DHEA is highest at birth. This is followed by a rapid decline during the first year of life reaching very low levels. DHEA again begins to increase around age three to five, though it is often “defined” somewhat later (J Clin Endocrinol Metab 2005; 90: 2015-21). I suggest the “decline” in DHEA is caused by absorption of DHEA by the brain for growth and development at this time. The fetal brain is exposed to maternal testosterone in utero. This induces androgen receptor formation which is used to absorb DHEA for growth and development of the brain. I suggest the rapid growth of a baby’s brain is caused by the large amount of DHEA available at birth. Neurons and synapses growth rapidly and luxuriantly because of this DHEA. DHEA is used by the brain at the expense of the rest of the body so DHEA levels decline and other tissues do not develop as rapidly. This is why the brain of babies develop rapidly and their bodies do not. As the brain finalizes its growth and development, the body begins to use increasingly available DHEA for growth and development. This use of DHEA by the body begins to compete with the brain. Neurons that are being activated continue to absorb DHEA readily; neurons that are not activated do not continue to absorb DHEA so they, and their synapses, decline. This may explain the “pruning” that begins around age three as the body begins to compete for DHEA with the brain.

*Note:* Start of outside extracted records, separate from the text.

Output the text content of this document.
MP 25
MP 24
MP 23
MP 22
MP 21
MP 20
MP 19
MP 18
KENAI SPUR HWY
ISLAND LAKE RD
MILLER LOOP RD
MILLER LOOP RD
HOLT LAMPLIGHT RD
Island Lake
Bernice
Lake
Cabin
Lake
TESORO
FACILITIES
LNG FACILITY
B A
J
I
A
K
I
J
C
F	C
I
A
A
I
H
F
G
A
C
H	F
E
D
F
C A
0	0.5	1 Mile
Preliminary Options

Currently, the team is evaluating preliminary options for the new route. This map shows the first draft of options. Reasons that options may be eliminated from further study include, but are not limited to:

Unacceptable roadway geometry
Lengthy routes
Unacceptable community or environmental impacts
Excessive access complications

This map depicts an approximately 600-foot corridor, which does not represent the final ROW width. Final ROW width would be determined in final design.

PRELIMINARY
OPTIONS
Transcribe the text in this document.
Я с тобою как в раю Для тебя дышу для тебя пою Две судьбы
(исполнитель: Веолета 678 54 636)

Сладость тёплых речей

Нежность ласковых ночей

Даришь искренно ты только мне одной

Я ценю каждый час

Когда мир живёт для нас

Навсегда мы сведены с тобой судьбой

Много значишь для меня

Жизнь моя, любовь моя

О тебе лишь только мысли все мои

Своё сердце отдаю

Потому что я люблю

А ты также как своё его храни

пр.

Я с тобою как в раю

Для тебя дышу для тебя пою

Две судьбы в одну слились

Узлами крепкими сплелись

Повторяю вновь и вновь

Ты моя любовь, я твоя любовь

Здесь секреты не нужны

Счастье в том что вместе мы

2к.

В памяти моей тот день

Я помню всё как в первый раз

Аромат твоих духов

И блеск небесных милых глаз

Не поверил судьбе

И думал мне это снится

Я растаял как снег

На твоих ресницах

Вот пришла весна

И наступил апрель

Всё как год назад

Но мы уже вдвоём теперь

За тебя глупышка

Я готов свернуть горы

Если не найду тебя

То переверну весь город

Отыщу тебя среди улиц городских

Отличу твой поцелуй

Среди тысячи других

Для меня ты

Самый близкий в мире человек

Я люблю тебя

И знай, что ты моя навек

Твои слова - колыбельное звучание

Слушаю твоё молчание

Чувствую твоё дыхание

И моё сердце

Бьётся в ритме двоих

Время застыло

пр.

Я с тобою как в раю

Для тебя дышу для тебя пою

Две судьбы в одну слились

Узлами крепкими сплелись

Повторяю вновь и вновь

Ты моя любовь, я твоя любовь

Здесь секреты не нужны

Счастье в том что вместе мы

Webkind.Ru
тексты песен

I suggest all growth and development rely on DHEA. The exposure to testosterone, in male and female fetuses, triggers formation of androgen receptors. These receptors increase the use of DHEA. Hence, testosterone first activates receptors that allow absorption of DHEA. This stimulates growth and development of the brain. Prior to puberty, testosterone, in males and females, again increases. I suggest this exposure to testosterone, again, promotes growth and development of the brain first followed by the body.
The prepubertal testosterone stimulates the final part of brain formation in humans, the prefrontal lobes, to occur. That is, this part of the brain is stimulated to produce androgen receptors in the prefrontal lobes which begin to absorb DHEA. This results in growth of this part of the brain just prior to puberty. This use of DHEA is, again, at the expense of the body. Hence, there is a reduction in growth of the body just prior to puberty. When the growth of the prefrontal cortex is finished, then DHEA is, again, freed for use by the body and the body starts the “adolescent growth spurt.” This competition for DHEA reduces growth and development of the prefrontal cortex except the areas absorbing sufficient DHEA to remain functional. Therefore, this is a period, again, of “pruning” of neurons and synapses that do not absorb sufficient DHEA.
This may also explain why neurons do not increase with age in people. Since DHEA naturally begins to decline around age twenty and testosterone does not resurge, even declines, neurons are not affected by increased androgen receptors and little DHEA is available for absorption and use by neurons.
Testosterone and sufficient DHEA stimulate neuronal growth. Growth, use of DHEA, reduces further growth. Use of DHEA by other tissues reduces maintenace of neurons so pruning of “least-used” neurons occurs.